Social media giant Facebook has found itself between a rock and a hard place. The firm is facing a lawsuit in Austria that alleges Facebook allowed U.S. intelligence officials access to private data about EU citizens. Of course, Facebook did not want to do this, but the firm’s management obviously deemed the legal and political consequences of not cooperating with the NSA outweighed the potential liability of violating EU rules to allow the NSA to access to private data.
The lawsuit the social media firm currently faces will test the decision made by Facebook execs, as the company faces hefty fines if the court decides in favor of the plaintiffs.
More on Facebook privacy lawsuit in Austria
A type of class action data lawsuit is being brought against Facebook in Europe (for cooperating with the NSA’s PRISM surveillance program and other alleged data protection violations), and the case is having its court hearing Thursday in Vienna’s Regional Court.
Vienna’s Commercial Court was the original venue for the lawsuit, but that court referred it to the regional court.
The suit moved forward by privacy campaigner and attorney Max Schrems, who has been fighting Facebook on data protection for a long time, forcing the social network to propose a global user vote on privacy policy changes Facebook wanted to make in 2012.
Europe vs Facebook is Shrems nonprofit organization.
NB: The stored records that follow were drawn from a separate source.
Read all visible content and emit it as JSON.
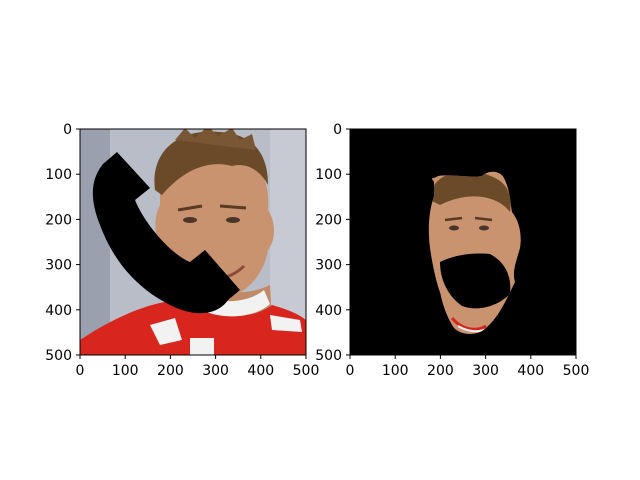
{
  "chart_data": [
    {
      "type": "image",
      "title": "",
      "xlabel": "",
      "ylabel": "",
      "xlim": [
        0,
        500
      ],
      "ylim": [
        500,
        0
      ],
      "y_inverted": true,
      "grid": false,
      "xticks": [
        0,
        100,
        200,
        300,
        400,
        500
      ],
      "yticks": [
        0,
        100,
        200,
        300,
        400,
        500
      ],
      "content": "face photo with black phone-handset occlusion"
    },
    {
      "type": "image",
      "title": "",
      "xlabel": "",
      "ylabel": "",
      "xlim": [
        0,
        500
      ],
      "ylim": [
        500,
        0
      ],
      "y_inverted": true,
      "grid": false,
      "xticks": [
        0,
        100,
        200,
        300,
        400,
        500
      ],
      "yticks": [
        0,
        100,
        200,
        300,
        400,
        500
      ],
      "content": "segmented face on black background"
    }
  ],
  "colors": {
    "background_left": "#b8bcc6",
    "skin": "#c8926e",
    "hair": "#6b4a2a",
    "jacket_red": "#d8261e",
    "collar_white": "#f2f2f2",
    "mask_black": "#000000"
  }
}
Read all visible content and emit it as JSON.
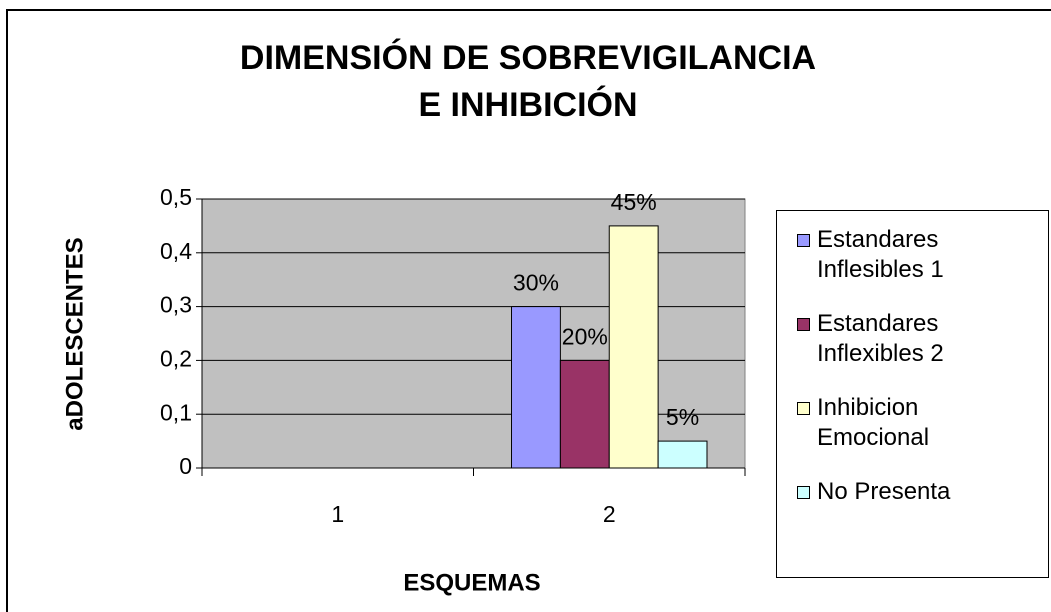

His latest legal initiative kicked off last August with an invitation for participants to join in the lawsuit. The initiative attracted 25,000 sign ups, with another 50,000 also registering to assign their claims if the suit can include greater numbers in the future.
Of note, legal costs are being paid by Austrian law firm Roland ProzessFinanz AG, which will be awarded 20% of any winnings, should the plaintiffs win the case. Legal analysts note that the damages were intentionally made intentionally low at just €500 per user. Schrems is the primary plaintiff, but has specified he will waive his damages should the action prevail.
Allegations against Facebook
Shrems and the other plaintiffs in the lawsuit allege that Facebook violated EU law by:
- Having a data use policy that is invalid under EU law
- The absence of effective consent to many types of data use
- Support of the NSA’s ‘PRISM’ surveillance program
- Tracking of Internet users on external websites (through Like buttons, for example)
- Monitoring and analysis of users through ‘big data’ systems
- Unlawful introduction of ‘Graph Search’
- Unauthorized passing on of user data to external applications.